A revolucionária alemã Rosa Luxemburgo, que em tantas batalhas políticas atuou junto a Lenin, também o criticou severamente em diversas questões, como a ultra-centralização do partido, as depredações, os assaltos e as chamadas expropriações. Depois de sua morte, em janeiro de 1919, em Berlim, foi canonizada pelos comunistas porém, na União Soviética, pelo menos até a morte de Lenin, nunca se conheceu a sua última e definitiva opinião sobre a revolução bolchevique, escrita em 1918:
“Certamente, toda instituição democrática tem seus limites e defeitos, características compartilhadas com todas as demais instituições humanas. Porém, o remédio encontrado por Lenin e Trotsky, que foi a eliminação da democracia como tal, foi pior que a enfermidade que supostamente iria curar, porque obstruiu a verdadeira fonte viva, a única da qual pode surgir a retificação de todos os defeitos naturais das instituições sociais. Essa fonte é a vida pública ativa, livre e vigorosa das grandes massas populares(...). A liberdade somente para aqueles que apóiam o governo, somente para os membros de um partido, por mais numeroso que seja – não é liberdade em absoluto. A liberdade é sempre e exclusivamente para aquele que pensa diferente. E não devido a um conceito fanático de ‘justiça’, e sim porque tudo o que é educativo, beneficente e purificador depende dessa característica essencial, e sua eficácia se desvanece quando a liberdade se transforma em um privilégio especial” (“A Revolução Russa”, Rosa Luxemburgo, Berlim, 1922).

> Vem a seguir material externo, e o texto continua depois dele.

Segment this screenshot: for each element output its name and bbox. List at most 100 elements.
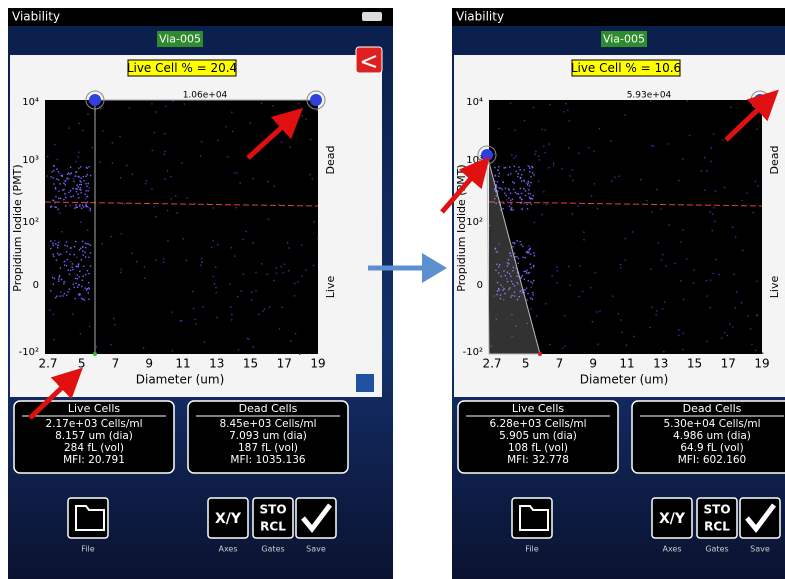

O pai do marxismo russo e professor de Lenin, Guiorgui Plekanov, rompeu com seu discípulo totalitário e profetizou o que seria a futura vida do partido baseado nos princípios organizativos de Lenin. Plekanov, em março de 1904, escreveu que se o Comitê Central outorga a si próprio o direito de eliminar qualquer membro do partido, então, com um Congresso em perspectiva “o Comitê Central liquida todos os elementos que lhe desagradem, localiza suas próprias criaturas, preenchendo todos os comitês com esses indivíduos, assegura uma maioria totalmente submissa no Congresso. O Congresso, assim constituído, aprova todos os seus êxitos e fracassos e aplaude todos os seus planos e iniciativas”. Anos mais tarde, em seu jornal “Yedinstvo”, Plekanov denunciou a estreita convivência de Lenin com agentes alemães e as somas recebidas pelos bolcheviques para realizar propaganda derrotista no Exército e organizar a revolução.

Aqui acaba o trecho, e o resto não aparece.